Harvesting the ArchivesSpace OAI-PMH server without specifying a set will yield all published records across all repositories. Predefined sets can be accessed using the set parameter. In order to retrieve records from sets include a set parameter in the URL and the DC metadataPrefix, such as “&set=collection&metadataPrefix=oai_dc”. These sets can be from configured sets as shown above or from the following levels of description:

  • Class — class
  • Collection — collection
  • File — file
  • Fonds — fonds
  • Item — item
  • Other_Level — otherlevel
  • Record_Group — recordgrp
  • Series — series
  • Sub-Fonds — subfonds
  • Sub-Group — subgrp
  • Sub-Series — subseries

In addition to the sets based on level of description, you can define sets based on repository codes and/or sponsors in the config/config.rb file:

AppConfig[:oai_sets] = {
'repository_set' => {
:repo_codes => ['hello626'],
:description => "A set of one or more repositories",
},
'sponsor_set' => {
:sponsors => ['The_Sponsor'],
:description => "A set of one or more sponsors",
}
}

The interface implements resumption tokens for pagination of results. As an example, the following URL format should be used to page through the results from a ListRecords request:

http://localhost:8082/oai?verb=ListRecords&metadataPrefix=oai_ead

using the resumption token:

http://localhost:8082/oai?verb=ListRecords&resumptionToken=eyJtZXRhZGF0YV9wcmVmaXgiOiJvYWlfZWFkIiwiZnJvbSI6IjE5NzAtMDEtMDEgMDA6MDA6MDAgVVRDIiwidW50aWwiOiIyMDE3LTA3LTA2IDE3OjEwOjQxIFVUQyIsInN0YXRlIjoicHJvZHVjaW5nX3JlY29yZHMiLCJsYXN0X2RlbGV0ZV9pZCI6MCwicmVtYWluaW5nX3R5cGVzIjp7IlJlc291cmNlIjoxfSwiaXNzdWVfdGltZSI6MTQ5OTM2MTA0Mjc0OX0=

Note: you do not use the metadataPrefix when you use the resumptionToken

The ArchivesSpace OAI-PMH server supports persistent deletes, so harvesters will be notified of any records that were deleted since they last harvested.

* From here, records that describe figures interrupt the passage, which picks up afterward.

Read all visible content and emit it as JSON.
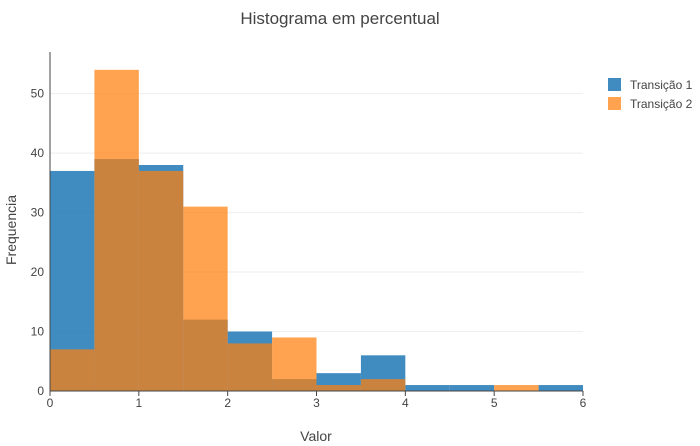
{
  "chart_data": {
    "type": "bar",
    "title": "Histograma em percentual",
    "xlabel": "Valor",
    "ylabel": "Frequencia",
    "xlim": [
      0,
      6
    ],
    "ylim": [
      0,
      57
    ],
    "xticks": [
      "0",
      "1",
      "2",
      "3",
      "4",
      "5",
      "6"
    ],
    "yticks": [
      "0",
      "10",
      "20",
      "30",
      "40",
      "50"
    ],
    "bin_edges": [
      0,
      0.5,
      1.0,
      1.5,
      2.0,
      2.5,
      3.0,
      3.5,
      4.0,
      4.5,
      5.0,
      5.5,
      6.0
    ],
    "series": [
      {
        "name": "Transição 1",
        "color": "#1f77b4",
        "values": [
          37,
          39,
          38,
          12,
          10,
          2,
          3,
          6,
          1,
          1,
          0,
          1
        ]
      },
      {
        "name": "Transição 2",
        "color": "#ff7f0e",
        "values": [
          7,
          54,
          37,
          31,
          8,
          9,
          1,
          2,
          0,
          0,
          1,
          0
        ]
      }
    ],
    "grid": true,
    "legend_position": "top-right",
    "barmode": "overlay"
  }
}
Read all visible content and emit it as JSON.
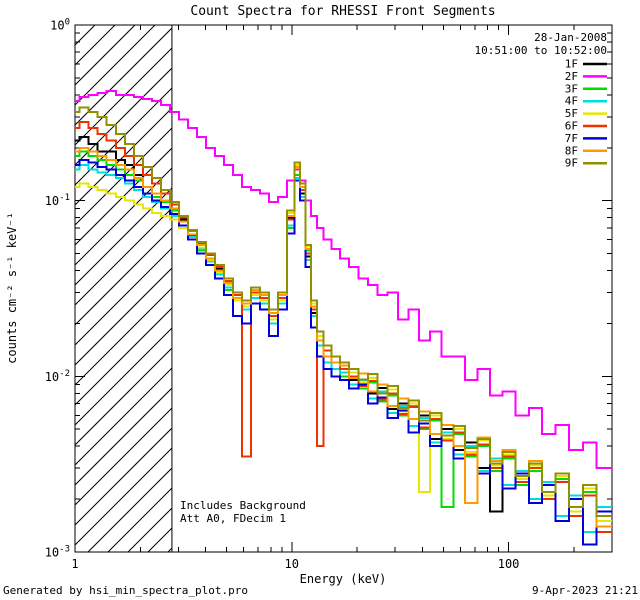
{
  "title": "Count Spectra for RHESSI Front Segments",
  "annotations": {
    "date": "28-Jan-2008",
    "time_range": "10:51:00 to 10:52:00",
    "note_line1": "Includes Background",
    "note_line2": "Att A0, FDecim 1",
    "footer_left": "Generated by hsi_min_spectra_plot.pro",
    "footer_right": "9-Apr-2023 21:21"
  },
  "colors": {
    "axis": "#000000",
    "title_text": "#000000",
    "date_text": "#000000",
    "time_text": "#007f7f",
    "background": "#ffffff"
  },
  "chart_data": {
    "type": "line",
    "mode": "histogram-step",
    "title": "Count Spectra for RHESSI Front Segments",
    "xlabel": "Energy (keV)",
    "ylabel": "counts cm⁻² s⁻¹ keV⁻¹",
    "xscale": "log",
    "yscale": "log",
    "xlim": [
      1,
      300
    ],
    "ylim": [
      0.001,
      1
    ],
    "x_ticks": [
      1,
      10,
      100
    ],
    "y_tick_exponents": [
      0,
      -1,
      -2,
      -3
    ],
    "grid": false,
    "legend_position": "top-right-inside",
    "hatch_region": {
      "xmin": 1,
      "xmax": 2.8,
      "style": "diagonal-hatch"
    },
    "x": [
      1.0,
      1.1,
      1.21,
      1.33,
      1.47,
      1.62,
      1.78,
      1.96,
      2.16,
      2.37,
      2.61,
      2.87,
      3.16,
      3.48,
      3.83,
      4.21,
      4.64,
      5.1,
      5.62,
      6.19,
      6.81,
      7.5,
      8.25,
      9.08,
      10.0,
      10.6,
      11.2,
      11.9,
      12.6,
      13.5,
      14.6,
      15.9,
      17.5,
      19.3,
      21.3,
      23.6,
      26.2,
      29.2,
      32.6,
      36.5,
      41.0,
      46.2,
      52.2,
      59.2,
      67.3,
      76.7,
      87.7,
      100.5,
      115.5,
      133.0,
      153.4,
      177.1,
      204.7,
      236.8,
      274.1
    ],
    "series": [
      {
        "name": "1F",
        "color": "#000000",
        "values": [
          0.22,
          0.23,
          0.21,
          0.19,
          0.19,
          0.17,
          0.16,
          0.14,
          0.12,
          0.11,
          0.1,
          0.089,
          0.078,
          0.063,
          0.057,
          0.05,
          0.041,
          0.033,
          0.029,
          0.025,
          0.031,
          0.027,
          0.021,
          0.029,
          0.08,
          0.15,
          0.11,
          0.048,
          0.023,
          0.017,
          0.014,
          0.011,
          0.012,
          0.0095,
          0.009,
          0.008,
          0.0086,
          0.0065,
          0.007,
          0.0052,
          0.006,
          0.0044,
          0.005,
          0.0038,
          0.0042,
          0.003,
          0.0017,
          0.0036,
          0.0025,
          0.0031,
          0.0021,
          0.0027,
          0.0018,
          0.0023,
          0.0015
        ]
      },
      {
        "name": "2F",
        "color": "#ff00ff",
        "values": [
          0.37,
          0.39,
          0.4,
          0.41,
          0.42,
          0.4,
          0.4,
          0.39,
          0.38,
          0.37,
          0.35,
          0.32,
          0.29,
          0.26,
          0.23,
          0.2,
          0.18,
          0.16,
          0.14,
          0.12,
          0.115,
          0.11,
          0.098,
          0.105,
          0.13,
          0.155,
          0.13,
          0.1,
          0.082,
          0.07,
          0.06,
          0.053,
          0.047,
          0.042,
          0.036,
          0.033,
          0.029,
          0.03,
          0.021,
          0.024,
          0.016,
          0.018,
          0.013,
          0.013,
          0.0095,
          0.011,
          0.0078,
          0.0082,
          0.006,
          0.0066,
          0.0047,
          0.0053,
          0.0038,
          0.0042,
          0.003
        ]
      },
      {
        "name": "3F",
        "color": "#00dd00",
        "values": [
          0.18,
          0.19,
          0.18,
          0.17,
          0.16,
          0.15,
          0.14,
          0.13,
          0.12,
          0.105,
          0.098,
          0.088,
          0.072,
          0.067,
          0.052,
          0.046,
          0.042,
          0.031,
          0.027,
          0.027,
          0.029,
          0.029,
          0.023,
          0.027,
          0.07,
          0.14,
          0.12,
          0.052,
          0.025,
          0.015,
          0.012,
          0.013,
          0.01,
          0.011,
          0.0085,
          0.0092,
          0.0072,
          0.0078,
          0.006,
          0.0068,
          0.005,
          0.0056,
          0.0018,
          0.0047,
          0.0035,
          0.004,
          0.0029,
          0.0034,
          0.0024,
          0.0029,
          0.002,
          0.0026,
          0.0017,
          0.0022,
          0.0014
        ]
      },
      {
        "name": "4F",
        "color": "#00dddd",
        "values": [
          0.15,
          0.16,
          0.15,
          0.145,
          0.14,
          0.135,
          0.125,
          0.115,
          0.105,
          0.098,
          0.09,
          0.082,
          0.07,
          0.062,
          0.053,
          0.045,
          0.038,
          0.032,
          0.027,
          0.024,
          0.028,
          0.026,
          0.02,
          0.026,
          0.072,
          0.135,
          0.105,
          0.046,
          0.022,
          0.015,
          0.012,
          0.011,
          0.0105,
          0.009,
          0.0095,
          0.0075,
          0.0082,
          0.0062,
          0.0068,
          0.0052,
          0.0058,
          0.0042,
          0.0048,
          0.0036,
          0.004,
          0.0029,
          0.0034,
          0.0024,
          0.0029,
          0.002,
          0.0025,
          0.0016,
          0.0021,
          0.0013,
          0.0018
        ]
      },
      {
        "name": "5F",
        "color": "#e6e600",
        "values": [
          0.12,
          0.125,
          0.12,
          0.115,
          0.11,
          0.105,
          0.1,
          0.095,
          0.09,
          0.085,
          0.082,
          0.078,
          0.07,
          0.06,
          0.054,
          0.046,
          0.039,
          0.033,
          0.027,
          0.025,
          0.029,
          0.027,
          0.021,
          0.027,
          0.085,
          0.16,
          0.12,
          0.055,
          0.026,
          0.017,
          0.013,
          0.012,
          0.011,
          0.0105,
          0.0092,
          0.0098,
          0.0076,
          0.0084,
          0.0063,
          0.007,
          0.0022,
          0.006,
          0.0044,
          0.005,
          0.0037,
          0.0043,
          0.0031,
          0.0036,
          0.0026,
          0.0031,
          0.0021,
          0.0027,
          0.0017,
          0.0023,
          0.0015
        ]
      },
      {
        "name": "6F",
        "color": "#ee3300",
        "values": [
          0.26,
          0.28,
          0.26,
          0.24,
          0.22,
          0.2,
          0.18,
          0.16,
          0.14,
          0.125,
          0.11,
          0.095,
          0.08,
          0.068,
          0.057,
          0.049,
          0.042,
          0.035,
          0.029,
          0.0035,
          0.03,
          0.028,
          0.022,
          0.028,
          0.078,
          0.15,
          0.115,
          0.05,
          0.024,
          0.004,
          0.014,
          0.012,
          0.011,
          0.01,
          0.0088,
          0.0094,
          0.0074,
          0.008,
          0.0061,
          0.0067,
          0.0051,
          0.0057,
          0.0043,
          0.0048,
          0.0036,
          0.0041,
          0.003,
          0.0035,
          0.0025,
          0.003,
          0.002,
          0.0025,
          0.0016,
          0.0021,
          0.0013
        ]
      },
      {
        "name": "7F",
        "color": "#0000dd",
        "values": [
          0.16,
          0.17,
          0.165,
          0.155,
          0.15,
          0.14,
          0.13,
          0.12,
          0.11,
          0.1,
          0.092,
          0.084,
          0.072,
          0.06,
          0.05,
          0.043,
          0.036,
          0.029,
          0.022,
          0.02,
          0.026,
          0.024,
          0.017,
          0.024,
          0.065,
          0.13,
          0.1,
          0.042,
          0.019,
          0.013,
          0.011,
          0.01,
          0.0095,
          0.0085,
          0.009,
          0.007,
          0.0076,
          0.0058,
          0.0064,
          0.0048,
          0.0054,
          0.004,
          0.0046,
          0.0034,
          0.0039,
          0.0028,
          0.0033,
          0.0023,
          0.0028,
          0.0019,
          0.0024,
          0.0015,
          0.002,
          0.0011,
          0.0017
        ]
      },
      {
        "name": "8F",
        "color": "#ff9900",
        "values": [
          0.19,
          0.2,
          0.19,
          0.18,
          0.17,
          0.16,
          0.15,
          0.135,
          0.12,
          0.11,
          0.1,
          0.09,
          0.076,
          0.064,
          0.056,
          0.047,
          0.04,
          0.034,
          0.028,
          0.026,
          0.031,
          0.029,
          0.023,
          0.029,
          0.082,
          0.155,
          0.12,
          0.053,
          0.025,
          0.016,
          0.013,
          0.012,
          0.0115,
          0.0098,
          0.0104,
          0.0082,
          0.009,
          0.0068,
          0.0075,
          0.0057,
          0.0063,
          0.0047,
          0.0053,
          0.004,
          0.0019,
          0.0045,
          0.0033,
          0.0038,
          0.0027,
          0.0033,
          0.0022,
          0.0028,
          0.0018,
          0.0024,
          0.0014
        ]
      },
      {
        "name": "9F",
        "color": "#909000",
        "values": [
          0.32,
          0.34,
          0.32,
          0.3,
          0.27,
          0.24,
          0.21,
          0.18,
          0.155,
          0.135,
          0.115,
          0.098,
          0.082,
          0.068,
          0.058,
          0.05,
          0.043,
          0.036,
          0.03,
          0.027,
          0.032,
          0.03,
          0.024,
          0.03,
          0.088,
          0.165,
          0.125,
          0.056,
          0.027,
          0.018,
          0.015,
          0.013,
          0.012,
          0.011,
          0.0096,
          0.0103,
          0.008,
          0.0088,
          0.0066,
          0.0073,
          0.0056,
          0.0062,
          0.0046,
          0.0052,
          0.0039,
          0.0044,
          0.0032,
          0.0037,
          0.0027,
          0.0032,
          0.0022,
          0.0028,
          0.0018,
          0.0024,
          0.0016
        ]
      }
    ]
  }
}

Mixed content is removed from Dublin Core, dcterms, MARC, and MODS field outputs in the OAI-PMH response (e.g., a scope note mapped to a DC description field would not include <p>, <abbr>, <address>, <archref>, <bibref>, <blockquote>, <chronlist>, <corpname>, <date>, <emph>, <expan>, <extptr>, <extref>, <famname>, <function>, <genreform>, <geogname>, <lb>, <linkgrp>, <list>, <name>, <note>, <num>, <occupation>, <origination>, <persname>, <ptr>, <ref>, <repository>, <subject>, <table>, <title>, <unitdate>, <unittitle>).

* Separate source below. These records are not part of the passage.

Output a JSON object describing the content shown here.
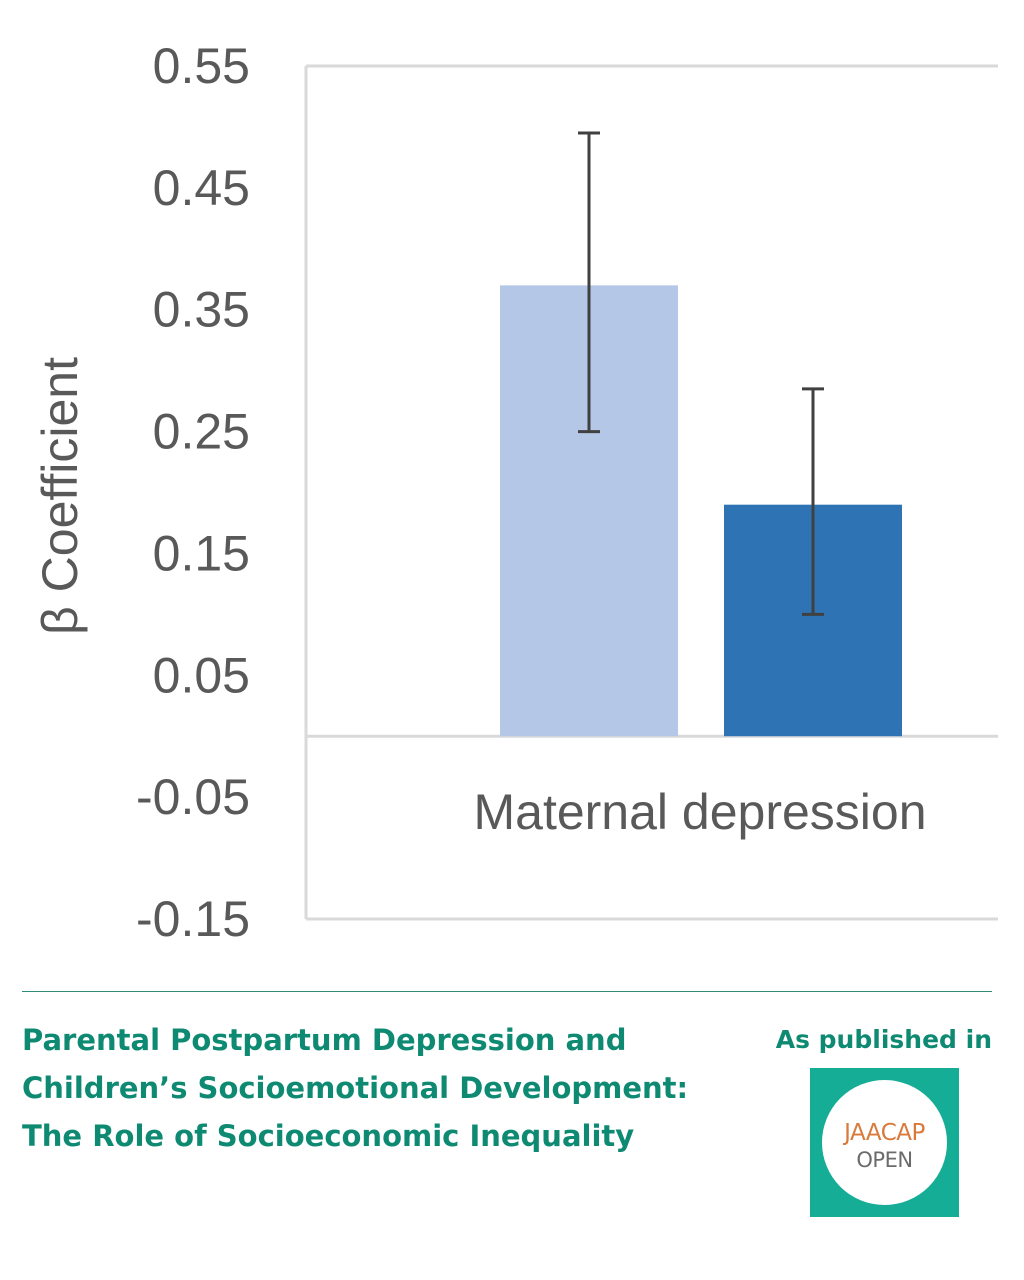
{
  "chart_data": {
    "type": "bar",
    "title": "",
    "xlabel": "",
    "ylabel": "β Coefficient",
    "ylim": [
      -0.15,
      0.55
    ],
    "y_ticks": [
      "0.55",
      "0.45",
      "0.35",
      "0.25",
      "0.15",
      "0.05",
      "-0.05",
      "-0.15"
    ],
    "y_tick_values": [
      0.55,
      0.45,
      0.35,
      0.25,
      0.15,
      0.05,
      -0.05,
      -0.15
    ],
    "categories": [
      "Maternal depression"
    ],
    "series": [
      {
        "values": [
          0.37
        ],
        "error_low": [
          0.25
        ],
        "error_high": [
          0.495
        ],
        "color": "#b4c7e7"
      },
      {
        "values": [
          0.19
        ],
        "error_low": [
          0.1
        ],
        "error_high": [
          0.285
        ],
        "color": "#2e74b5"
      }
    ],
    "grid": false,
    "legend": "none",
    "axis_color": "#d9d9d9",
    "error_bar_color": "#404040"
  },
  "footer": {
    "title_lines": [
      "Parental Postpartum Depression and",
      "Children’s Socioemotional Development:",
      "The Role of Socioeconomic Inequality"
    ],
    "published_label": "As published in",
    "logo": {
      "top_text": "JAACAP",
      "bottom_text": "OPEN",
      "bg_color": "#16ad97",
      "top_color": "#d9793a",
      "bottom_color": "#6b6b6b"
    }
  },
  "colors": {
    "accent": "#0e8a72",
    "divider": "#2e8b78",
    "text_gray": "#595959"
  }
}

The component level records include inherited data from superior hierarchical levels of the finding aid. Element inheritance is determined by institutional system configuration (editable in the config/config.rb file) as implemented for the Public User Interface.

ARKs have not yet been implemented, pending more discussion of how they should be formulated.